Está por adivinhar, por perceber, por traduzir, a fábula política entre a detenção de João Rendeiro, na África do Sul, e as nossas eleições de 30 de janeiro. Certamente que o líder do PSD, Rui Rio, terá imensas oportunidades para elaborar sobre essa ideia. Por agora, a ligação prende-se com o facto de o diretor da PJ ter sido convidado, e ouvido, por todas as televisões nacionais, e outros órgãos de comunicação, num momento de inquestionável vitória e reconhecimento público pela atuação da Polícia Judiciária. Mal estariam as televisões se não o convidassem.
Para a PJ, e para todo o nosso sistema de Justiça, a prisão de Rendeiro, de pijama e boca aberta, foi uma demonstração, muito rápida e eficaz, de que nunca desanimaram, e nunca se deixaram abater por uma fuga mediática, desafiadora, de um homem instalado em hotéis de luxo, banhado em dinheiro, e a gozar com os portugueses. Como é que Rendeiro achou, pensou, e acreditou, que estando na África do Sul, ou no Alasca, nunca seria apanhado?
Quando Rendeiro fugiu, explicando que só voltaria ilibado, ou com um indulto presidencial, o país político e mediático disse as piores coisas da Justiça. Incompetentes, desgraçados, nabos, e por aí abaixo. Nem valerá a pena recordar. Dois meses e meio depois, às 5 horas da manhã, num luxuoso hotel de Durban, Rendeiro, a pensar no «room service», ovos escalfados e café forte, dá de caras com a PJ, e a polícia sul-africana. Que grande patifaria. Isto não se faz a quem só conseguiu escapar por 70 e poucos dias. Não é justo, pensou.
Cabe, agora, à Justiça sul-africana, apreciar e decidir sobre o processo de extradição. Por muito que esperneie, e recuse, e contrate os melhores advogados, João Rendeiro vai ter de resolver uma equação inesperada: prefere uma prisão sul-africana, ou portuguesa? Um dado é certo: já ninguém o larga, ou perde de vista. E também não vai ser indultado, ou ilibado. A nossa Justiça funcionou, a PJ foi excelente, e a cooperação internacional, e das autoridades sul-africanas, exemplar.
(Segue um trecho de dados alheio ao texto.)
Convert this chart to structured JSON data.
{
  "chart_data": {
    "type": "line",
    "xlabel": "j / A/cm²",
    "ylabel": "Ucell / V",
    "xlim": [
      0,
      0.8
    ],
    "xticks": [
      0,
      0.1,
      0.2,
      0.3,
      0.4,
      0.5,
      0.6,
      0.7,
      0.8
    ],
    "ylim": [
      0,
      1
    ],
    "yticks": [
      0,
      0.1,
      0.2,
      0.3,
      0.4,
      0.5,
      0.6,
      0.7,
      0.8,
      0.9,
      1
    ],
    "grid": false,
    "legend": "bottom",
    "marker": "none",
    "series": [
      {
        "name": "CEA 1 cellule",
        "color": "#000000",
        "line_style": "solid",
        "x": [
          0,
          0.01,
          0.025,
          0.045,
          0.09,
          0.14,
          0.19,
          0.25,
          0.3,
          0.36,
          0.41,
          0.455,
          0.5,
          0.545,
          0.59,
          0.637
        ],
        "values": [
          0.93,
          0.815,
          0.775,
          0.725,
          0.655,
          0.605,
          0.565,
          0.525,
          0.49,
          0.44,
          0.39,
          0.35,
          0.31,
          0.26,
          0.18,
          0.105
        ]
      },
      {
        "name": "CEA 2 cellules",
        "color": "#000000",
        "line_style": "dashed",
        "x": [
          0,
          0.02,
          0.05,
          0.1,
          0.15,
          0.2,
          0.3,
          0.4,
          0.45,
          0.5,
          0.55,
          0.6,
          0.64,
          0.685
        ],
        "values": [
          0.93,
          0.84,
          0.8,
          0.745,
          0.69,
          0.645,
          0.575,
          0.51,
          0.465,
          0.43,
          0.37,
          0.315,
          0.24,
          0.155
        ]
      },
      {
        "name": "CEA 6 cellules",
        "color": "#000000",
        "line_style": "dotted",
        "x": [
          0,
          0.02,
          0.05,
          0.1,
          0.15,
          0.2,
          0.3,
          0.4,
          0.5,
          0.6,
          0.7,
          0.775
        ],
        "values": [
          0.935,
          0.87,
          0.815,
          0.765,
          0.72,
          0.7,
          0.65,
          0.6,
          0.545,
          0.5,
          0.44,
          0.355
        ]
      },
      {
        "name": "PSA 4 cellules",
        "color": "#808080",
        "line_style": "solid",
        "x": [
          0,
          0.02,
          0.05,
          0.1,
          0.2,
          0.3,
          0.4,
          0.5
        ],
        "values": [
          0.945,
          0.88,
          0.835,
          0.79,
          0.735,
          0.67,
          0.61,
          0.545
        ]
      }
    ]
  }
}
Só resta uma grande incógnita, que ficará por explicar: por que razão Pretória, e a Justiça e polícia sul africana, se sentiu pressionada com o 30 de janeiro? E a Interpol? E as polícias de outros países? Será que eles também vão votar? Serão militantes do PS? Um imenso erro cometeu João Rendeiro: só deveria ter fugido depois das eleições.